You may also use other materials such as the dowels, zip ties, tape, string, etc.

Deliverables

Please create a short post on the course site with the following:

  1. One short video clip showing the movement of the mechanism. The video should be embedded for direct viewing.
  2. A brief paragraph outlining your explorations: intended effect, surprises, discoveries, successes.

Prompts

Please remember that ‘interaction’ can include any sort of two-person activity. This can mean social gestures (e.g. a handshake) but also cooperative tasks (e.g. picking something up together) or competitive tasks.

In a fabric mechanism, the fabric itself occupies a number of roles, including as a structural element in tension, as a flexure joint or hinge when folding, or as a loose or tight membrane interacting with air. It can form the visible surface or be bound into hidden structures. These functions may even all take place at different locations on the same swatch. It may help when laying out a mechanism pattern to consider the function at each point. So if creating a hinge, it will be most free if the entire folding line is kept flexible. If creating a rigid element, consider how the fabric tension balances the compression of the cardboard it enfolds.

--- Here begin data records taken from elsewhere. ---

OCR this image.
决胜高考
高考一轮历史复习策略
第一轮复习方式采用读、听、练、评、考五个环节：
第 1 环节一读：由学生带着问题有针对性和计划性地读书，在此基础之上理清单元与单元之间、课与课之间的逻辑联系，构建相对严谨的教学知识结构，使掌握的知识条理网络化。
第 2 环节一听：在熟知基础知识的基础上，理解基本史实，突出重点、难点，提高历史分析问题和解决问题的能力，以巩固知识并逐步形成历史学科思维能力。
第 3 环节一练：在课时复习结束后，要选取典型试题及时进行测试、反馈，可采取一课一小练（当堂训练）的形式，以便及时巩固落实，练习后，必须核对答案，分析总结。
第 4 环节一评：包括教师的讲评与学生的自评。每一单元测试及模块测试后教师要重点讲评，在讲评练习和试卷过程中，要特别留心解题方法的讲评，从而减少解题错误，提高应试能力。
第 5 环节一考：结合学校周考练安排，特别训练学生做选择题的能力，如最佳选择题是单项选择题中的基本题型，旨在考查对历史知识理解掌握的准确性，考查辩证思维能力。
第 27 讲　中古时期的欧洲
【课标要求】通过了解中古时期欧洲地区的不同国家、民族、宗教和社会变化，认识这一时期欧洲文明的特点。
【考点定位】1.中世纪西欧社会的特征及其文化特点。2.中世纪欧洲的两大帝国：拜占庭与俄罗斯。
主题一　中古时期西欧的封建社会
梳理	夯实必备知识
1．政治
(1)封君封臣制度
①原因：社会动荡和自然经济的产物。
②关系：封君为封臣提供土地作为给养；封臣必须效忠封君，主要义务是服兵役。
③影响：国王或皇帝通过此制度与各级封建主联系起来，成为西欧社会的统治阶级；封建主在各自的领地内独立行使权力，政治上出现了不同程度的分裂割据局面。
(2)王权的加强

The mechanisms themselves occupy several roles, including constraining movement, redirecting and transmitting movement, and scaling or duplicating movement.

Criteria

Below are the criteria we will be using to assess your assignment. As you are exploring the possibilities for this assignment, keep these criteria in your focus:

  1. Stay open and go with your discoveries. We are most interested in seeing what you discover that is engaging and is working, not simply an implementation of an idea you have predetermined. For example, you may be trying to execute a specific idea, but along the way you discover something that is much more engaging or works more smoothly than your original idea. Put aside the original plan and go with the new discovery that is actually working.
  2. Experimentation and creative exploration is more important than refinement. The purpose of this assignment is for you to use your time trying multiple experiments and ideas, rather than perfecting only a few. Your resulting experiments need to work but do not need to be highly refined. Develop your experiments enough so that they are convincing and understandable, but not so much that you get stuck in the details of perfect construction. For now, accept that you are using temporary materials to create your experiments (tape, zip ties, etc.) and that there will still be room for further refinement.
  3. Make clear documentation. Your online documentation will be how we experience many of your assignments. It is very important that your documentation clearly communicates your projects. Tips: Remove distracting items from the background; make sure your camera is in focus and your lens is clean; use a tripod or other support to stabilize your camera; if you are shooting video, orient your camera in the landscape (horizontal) format; make sure your project is well lit and without distracting shadows.